Non ero amico di Renzo, non in senso stretto. L’avevo conosciuto tramite Bengi, di cui era il fido batterista. E mi aveva colpito perché sembrava vivere in un altro mondo. E quel mondo era, di rimbalzo, il mio. Il fiume. Il grande fiume che i miei antenati mantovani guardavano con paura o speranza, e che per lui era vita e rifugio.

L’altro giorno, per celebrarlo, Daniele, mi scuserà se lo chiamo col nome all’anagrafe, ma quello che parlava ieri dal pulpito era Daniele, non Bengi, ha pubblicato un video del Kaimano che raccontava sé stesso, di quando andava a spargere il bitume sui tetti, prima, e di quando, poi, la sua passione con le bacchette era diventata un lavoro, gli aveva regalato la felicità, perché viveva di quel che amava, e l’aveva infine portato al soglio più alto: il successo coi Ridillo e la tournée insieme a Gianni Morandi. Che era lì anche lui. Perché Gianni è così.

Diceva, Renzo, che non erano tanto i soldi, la fama, la f**a – non lo diceva, ma credo lo pensasse – la vera svolta era che quando arrivava in teatro, per suonare, la batteria era già lì montata. E non gli sembrava vero che qualcuno l’avesse fatto per lui. Perché il frontman a fine concerto mette via la voce. Il bassista, il basso. Il trombettista… ci siamo capiti. Chi pesta sui tamburi, invece, di solito si mette a smontare ogni pezzetto. E intanto pensa. E medita, anche se magari le scuole non erano proprio il suo luogo di formazione. E diventa a suo modo un filosofo. Anzi, senza “a suo modo”.
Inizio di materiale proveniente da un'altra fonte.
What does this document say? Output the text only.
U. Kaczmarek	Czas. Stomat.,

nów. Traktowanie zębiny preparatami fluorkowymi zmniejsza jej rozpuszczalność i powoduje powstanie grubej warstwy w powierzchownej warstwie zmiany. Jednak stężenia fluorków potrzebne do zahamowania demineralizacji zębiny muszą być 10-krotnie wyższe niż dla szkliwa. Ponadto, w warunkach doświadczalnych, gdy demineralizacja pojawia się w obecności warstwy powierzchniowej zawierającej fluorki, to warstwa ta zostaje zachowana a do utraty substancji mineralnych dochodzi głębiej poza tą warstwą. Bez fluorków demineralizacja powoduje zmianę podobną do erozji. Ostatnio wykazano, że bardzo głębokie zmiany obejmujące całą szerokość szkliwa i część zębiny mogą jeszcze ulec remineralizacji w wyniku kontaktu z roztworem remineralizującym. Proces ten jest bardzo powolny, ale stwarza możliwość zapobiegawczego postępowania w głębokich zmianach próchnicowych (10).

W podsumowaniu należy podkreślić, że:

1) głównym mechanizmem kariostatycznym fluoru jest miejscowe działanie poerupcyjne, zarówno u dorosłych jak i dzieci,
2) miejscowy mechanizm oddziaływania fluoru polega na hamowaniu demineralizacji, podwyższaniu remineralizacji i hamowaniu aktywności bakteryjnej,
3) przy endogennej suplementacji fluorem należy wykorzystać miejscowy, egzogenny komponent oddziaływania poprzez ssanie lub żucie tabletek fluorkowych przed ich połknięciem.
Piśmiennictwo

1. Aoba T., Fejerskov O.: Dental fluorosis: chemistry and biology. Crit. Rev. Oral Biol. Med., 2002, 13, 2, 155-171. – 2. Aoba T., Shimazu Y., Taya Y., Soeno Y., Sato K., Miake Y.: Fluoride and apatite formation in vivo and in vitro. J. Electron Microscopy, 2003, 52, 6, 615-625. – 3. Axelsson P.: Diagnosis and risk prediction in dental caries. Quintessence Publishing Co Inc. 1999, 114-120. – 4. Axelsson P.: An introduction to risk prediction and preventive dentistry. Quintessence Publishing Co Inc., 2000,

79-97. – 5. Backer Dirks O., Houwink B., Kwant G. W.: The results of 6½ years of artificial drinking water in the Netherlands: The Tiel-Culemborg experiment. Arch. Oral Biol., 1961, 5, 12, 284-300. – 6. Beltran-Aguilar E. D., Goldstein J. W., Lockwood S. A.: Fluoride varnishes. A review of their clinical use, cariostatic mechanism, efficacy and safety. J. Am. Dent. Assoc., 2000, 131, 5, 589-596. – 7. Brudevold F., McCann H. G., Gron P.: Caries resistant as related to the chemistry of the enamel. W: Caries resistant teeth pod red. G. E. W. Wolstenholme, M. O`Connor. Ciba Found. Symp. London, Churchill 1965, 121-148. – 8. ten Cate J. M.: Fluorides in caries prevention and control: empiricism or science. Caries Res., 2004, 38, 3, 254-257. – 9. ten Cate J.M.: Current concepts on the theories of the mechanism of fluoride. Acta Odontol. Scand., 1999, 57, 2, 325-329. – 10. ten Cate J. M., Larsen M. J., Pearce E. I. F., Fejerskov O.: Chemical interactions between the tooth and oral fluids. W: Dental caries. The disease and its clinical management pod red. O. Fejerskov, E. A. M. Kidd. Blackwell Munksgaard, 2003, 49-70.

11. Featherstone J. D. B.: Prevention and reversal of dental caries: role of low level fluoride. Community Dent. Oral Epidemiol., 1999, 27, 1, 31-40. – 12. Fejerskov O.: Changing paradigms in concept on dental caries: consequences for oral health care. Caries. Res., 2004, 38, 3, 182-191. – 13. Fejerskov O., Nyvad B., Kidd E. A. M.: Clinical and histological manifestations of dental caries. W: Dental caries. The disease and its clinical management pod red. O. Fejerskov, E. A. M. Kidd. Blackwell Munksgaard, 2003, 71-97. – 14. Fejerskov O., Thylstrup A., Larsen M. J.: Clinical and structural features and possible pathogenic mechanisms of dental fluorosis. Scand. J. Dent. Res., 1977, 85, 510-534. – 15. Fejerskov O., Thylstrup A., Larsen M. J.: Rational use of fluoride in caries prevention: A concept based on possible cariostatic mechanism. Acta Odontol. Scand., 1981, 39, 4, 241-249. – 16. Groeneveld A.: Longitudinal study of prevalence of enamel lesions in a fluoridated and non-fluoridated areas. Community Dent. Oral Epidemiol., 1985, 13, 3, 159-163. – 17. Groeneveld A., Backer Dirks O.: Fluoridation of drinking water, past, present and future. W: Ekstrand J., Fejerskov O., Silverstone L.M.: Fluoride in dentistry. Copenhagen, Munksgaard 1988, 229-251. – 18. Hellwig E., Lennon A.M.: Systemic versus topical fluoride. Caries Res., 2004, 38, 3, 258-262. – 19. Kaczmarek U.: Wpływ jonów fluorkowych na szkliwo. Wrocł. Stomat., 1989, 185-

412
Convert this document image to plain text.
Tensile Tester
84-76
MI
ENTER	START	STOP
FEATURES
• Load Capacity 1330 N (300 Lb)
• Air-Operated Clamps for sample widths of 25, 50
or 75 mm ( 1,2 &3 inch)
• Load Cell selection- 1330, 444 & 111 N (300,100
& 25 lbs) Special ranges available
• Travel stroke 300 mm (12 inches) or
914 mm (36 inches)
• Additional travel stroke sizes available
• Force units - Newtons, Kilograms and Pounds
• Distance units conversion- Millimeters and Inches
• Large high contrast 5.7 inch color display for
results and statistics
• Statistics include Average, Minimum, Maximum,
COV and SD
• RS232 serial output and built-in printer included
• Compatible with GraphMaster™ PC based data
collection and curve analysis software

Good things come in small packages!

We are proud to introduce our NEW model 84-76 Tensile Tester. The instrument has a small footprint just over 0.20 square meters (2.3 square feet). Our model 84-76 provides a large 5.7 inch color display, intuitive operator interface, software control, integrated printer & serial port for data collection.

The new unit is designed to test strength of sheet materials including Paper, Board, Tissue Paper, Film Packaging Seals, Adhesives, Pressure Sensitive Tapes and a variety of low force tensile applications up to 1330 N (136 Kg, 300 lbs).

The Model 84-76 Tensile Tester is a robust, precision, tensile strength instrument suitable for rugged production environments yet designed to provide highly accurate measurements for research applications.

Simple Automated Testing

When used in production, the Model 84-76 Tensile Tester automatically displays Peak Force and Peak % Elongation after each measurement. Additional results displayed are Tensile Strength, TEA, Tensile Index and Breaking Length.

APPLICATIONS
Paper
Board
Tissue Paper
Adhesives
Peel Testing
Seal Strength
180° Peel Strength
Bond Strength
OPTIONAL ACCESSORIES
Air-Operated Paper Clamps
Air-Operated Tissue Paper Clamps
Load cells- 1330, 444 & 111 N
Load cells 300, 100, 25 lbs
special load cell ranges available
Tempo fa mio nipote aveva guai proprio con la scuola. Un giorno fece a botte, rischiò la cacciata. Allora me lo caricai in auto e, senza apparente motivo, lo portai sul Po per prendere aria agli occhi. C’era il Re del Po, un tizio felliniano, anzi: zavattiniano, che prende il legno quando si spiaggia sulla riva e lo inchioda, ne fa percorsi sospesi. Li regala a chi vuole giocarci. Ogni tanto arriva qualche bullo, qualche ‘ndranghetista, e glieli brucia. Lui ricomincia.

E c’era Renzo. Che era lì da lui. E che insistette per portarci sull’altra sponda del Grande Fiume a vedere il suo capanno, a offrirci un bicchiere, a mostrarci come si era organizzato per ammirare quel posto della mente che non era solo della mente.

Ieri ho scoperto che mio nipote aveva rischiato di finire in acqua, perché il Kaimano faceva così, prendeva la progenie degli amici e la buttava in acqua. Una sorta di rito, tipo stare sul Gange, coi pesci siluro al posto delle mucche. Ma per fortuna del mio ragazzo, era inverno.

Quando gliel’ho detto, ieri, a mio nipote, che il Kaimano aveva smesso di suonare, ha sorriso mesto: “Me lo ricordo. Fantastico. Un pazzo”.

Un pazzo, un signor musicista, anche, un battutista efferato e dolcissimo, uno di noi: che abbiamo tanta di quella pianura negli occhi che quasi non dovremmo avere niente da sognare. Forse per quello saliamo sui tetti, bitume o no. Ma qualche volta abbiamo una forza che ci spinge giù per correre dietro alla felicità.

Finché si fa prendere.

Grazie Kaimano. Insegna agli angeli a nominare il nome di dio invano.